Almost everyone’s facial movements can be synced with speech and audio clips, Microsoft researchers said, using artificial intelligence to produce talking human animations. In fact, this is not surprising, because “deepfake” videos are now available in every aspect of our lives. Although fun videos get there with this method, they sometimes distort politicians’ statements.
Evolving technology could be proof that deepfake will never go away. Because although one of the world’s most important technology companies like Microsoft doesn’t call it “deepfake,” it looks like it’s stepping into this field with a new development. Moreover, Microsoft is not the only one in this field.
Last June, Samsung researchers detailed an end-to-end model that can visualize a person’s eyebrows, mouth, eyelashes and cheeks one-on-one.

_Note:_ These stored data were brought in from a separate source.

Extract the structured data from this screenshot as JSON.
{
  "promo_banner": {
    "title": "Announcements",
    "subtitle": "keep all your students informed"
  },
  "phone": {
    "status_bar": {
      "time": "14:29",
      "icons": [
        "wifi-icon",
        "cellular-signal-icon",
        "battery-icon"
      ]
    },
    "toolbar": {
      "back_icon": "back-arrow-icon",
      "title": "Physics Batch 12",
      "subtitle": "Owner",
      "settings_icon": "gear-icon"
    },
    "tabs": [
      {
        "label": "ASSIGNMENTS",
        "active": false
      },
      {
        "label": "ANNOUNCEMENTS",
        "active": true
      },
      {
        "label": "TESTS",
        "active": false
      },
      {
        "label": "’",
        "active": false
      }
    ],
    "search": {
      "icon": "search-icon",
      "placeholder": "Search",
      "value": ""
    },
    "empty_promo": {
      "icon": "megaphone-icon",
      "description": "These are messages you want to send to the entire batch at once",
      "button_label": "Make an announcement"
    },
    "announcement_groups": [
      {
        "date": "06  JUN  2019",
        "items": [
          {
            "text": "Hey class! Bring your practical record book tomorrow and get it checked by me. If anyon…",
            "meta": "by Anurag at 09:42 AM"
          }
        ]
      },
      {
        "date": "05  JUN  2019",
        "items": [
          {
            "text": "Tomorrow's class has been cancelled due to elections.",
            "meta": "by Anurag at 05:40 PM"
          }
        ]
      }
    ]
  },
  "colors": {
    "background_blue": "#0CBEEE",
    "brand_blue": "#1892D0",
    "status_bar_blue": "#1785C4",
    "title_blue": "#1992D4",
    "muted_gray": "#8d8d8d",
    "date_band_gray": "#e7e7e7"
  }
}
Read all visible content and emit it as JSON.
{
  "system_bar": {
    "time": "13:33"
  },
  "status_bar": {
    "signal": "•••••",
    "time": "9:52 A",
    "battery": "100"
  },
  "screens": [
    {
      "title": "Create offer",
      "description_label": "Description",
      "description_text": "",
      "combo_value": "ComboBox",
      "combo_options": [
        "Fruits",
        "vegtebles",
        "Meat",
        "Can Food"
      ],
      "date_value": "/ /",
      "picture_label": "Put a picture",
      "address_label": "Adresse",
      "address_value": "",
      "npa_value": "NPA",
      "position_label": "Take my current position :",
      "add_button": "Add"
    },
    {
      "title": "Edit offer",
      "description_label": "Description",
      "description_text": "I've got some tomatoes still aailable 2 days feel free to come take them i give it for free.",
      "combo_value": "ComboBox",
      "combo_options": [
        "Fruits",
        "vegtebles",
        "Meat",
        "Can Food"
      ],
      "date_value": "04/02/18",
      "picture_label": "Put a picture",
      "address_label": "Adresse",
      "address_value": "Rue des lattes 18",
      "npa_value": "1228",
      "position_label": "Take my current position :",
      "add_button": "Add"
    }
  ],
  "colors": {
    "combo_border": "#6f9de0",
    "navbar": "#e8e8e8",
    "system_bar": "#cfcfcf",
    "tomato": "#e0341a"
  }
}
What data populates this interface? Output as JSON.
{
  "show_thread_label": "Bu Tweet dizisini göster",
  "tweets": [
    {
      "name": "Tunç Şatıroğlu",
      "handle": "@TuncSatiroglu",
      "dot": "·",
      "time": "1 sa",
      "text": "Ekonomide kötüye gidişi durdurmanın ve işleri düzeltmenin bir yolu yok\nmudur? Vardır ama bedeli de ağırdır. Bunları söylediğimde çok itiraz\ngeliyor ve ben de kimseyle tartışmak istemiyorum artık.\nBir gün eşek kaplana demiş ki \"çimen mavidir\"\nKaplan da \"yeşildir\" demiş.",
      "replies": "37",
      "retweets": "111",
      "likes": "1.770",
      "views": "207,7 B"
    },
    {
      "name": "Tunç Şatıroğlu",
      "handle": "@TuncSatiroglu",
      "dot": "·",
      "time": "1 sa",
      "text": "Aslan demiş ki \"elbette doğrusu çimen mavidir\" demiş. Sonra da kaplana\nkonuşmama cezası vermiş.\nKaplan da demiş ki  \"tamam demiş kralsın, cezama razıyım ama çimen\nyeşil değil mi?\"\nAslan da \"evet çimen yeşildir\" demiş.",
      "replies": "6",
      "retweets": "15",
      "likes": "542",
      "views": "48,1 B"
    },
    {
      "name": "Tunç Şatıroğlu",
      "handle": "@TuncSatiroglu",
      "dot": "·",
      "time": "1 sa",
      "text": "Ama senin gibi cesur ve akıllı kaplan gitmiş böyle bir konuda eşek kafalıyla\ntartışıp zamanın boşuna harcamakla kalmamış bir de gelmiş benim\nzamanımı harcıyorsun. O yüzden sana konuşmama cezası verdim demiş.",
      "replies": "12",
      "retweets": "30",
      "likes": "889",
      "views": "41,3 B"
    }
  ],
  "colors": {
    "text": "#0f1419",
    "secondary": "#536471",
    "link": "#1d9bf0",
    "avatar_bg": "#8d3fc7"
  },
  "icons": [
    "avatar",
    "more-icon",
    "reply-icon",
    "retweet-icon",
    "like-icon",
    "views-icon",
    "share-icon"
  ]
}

Just a few weeks later, Udacityintroduced a system that automatically produces lesson videos from audio narration. Two years ago, carnegie mellon researchers published a statement describing the approach that allows the transfer of facial movements from one person to another.
Based on these and other studies, the Microsoft Research team has put forward a technique that they claim to improve the quality of voice-driven talking head animations. Previous human head-building approaches required a clean, relatively noisy sound in a neutral tone. However, with the new research, researchers say, methods that divide sound sequences into factors such as phonetic content and background noise can generalise noisy and emotionally rich data samples.
We can say that human speeches are full of variations. Because different people can say the same word in different contexts, at different times, in tone, etc. In addition to phonetic content, the speaker also provides plenty of information about the speaker’s emotional state, identity (gender, age, ethnicity) and personality. Microsoft explains its new research as the first approach to improving performance from a learning perspective of sound representation.
Under the proposed technique is a variable automatic encoder (VAE) that learns hidden impressions. Input audio sequences are converted into different representations by THE VAE that encode content, emotion, and other variation factors. Based on the input sound, the refore is sampled from a series of content representations from a video generator-fed distribution, along with input face images to take action. So there’s a sound that might fit that face.
The team says their approach is equal in terms of performance in all criteria, along with other methods for clean, neutral verbal expressions. Moreover, they say it can perform consistently across the entire emotional spectrum and is compatible with all modern approaches to head-to-head.